From The Guardian:
In his role as chief executive of the LIV, Greg Norman has also done his own legacy and the series he fronts few favours, not least because he seems incapable of promoting it without sticking both his feet in his own mouth. Speaking at a promotional event in the UK last month, the Australian was quizzed about the death of Khashoggi and issued a response that prompted outrage. “Look, we’ve all made mistakes and you just want to learn by those mistakes and how you can correct them going forward,” he said, seemingly comparing the brutal murder and subsequent dismemberment of the Washington Post journalist to a missed tiddler on 18 or a final-round collapse at the 1996 Masters.
Hardly renowned on the Tour as the archetypal family man, Johnson had his agent announce it was in “his and his family’s best interest” for him to defect to the LIV Series, even if it might mean the end of his time on the PGA Tour. McDowell, with career winnings of more than $35m, stated that he had “decided that following the LIV opportunity was best for me and my family” even if it is likely to cost the 42-year-old future captaincy of the European Ryder Cup team.

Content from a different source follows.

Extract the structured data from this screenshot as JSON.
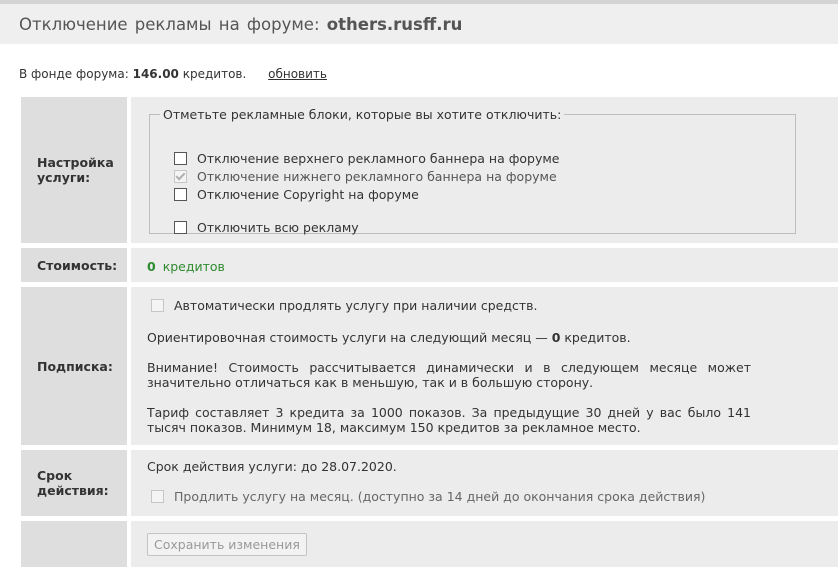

With its wacky format and field of has-beens and might-never-bes, the inaugural LIV tournament has failed to attract the interest of any major television networks, but continues to generate almost exclusively negative headlines due in no small part to the source of the obscene amounts of money on offer to those willing to play in it.
While the world’s elite golfers have thus far given it a wide berth, we can presume they will be taking a keen interest in goings-on in Hertfordshire next weekend while they are contesting the RBC Canadian Open. A tournament much higher in prestige, that will take a lot more winning, those competing in it will be acutely aware that its $8.7m purse is a pittance compared to the riches on offer elsewhere for what amounts to morally questionable but far less difficult work.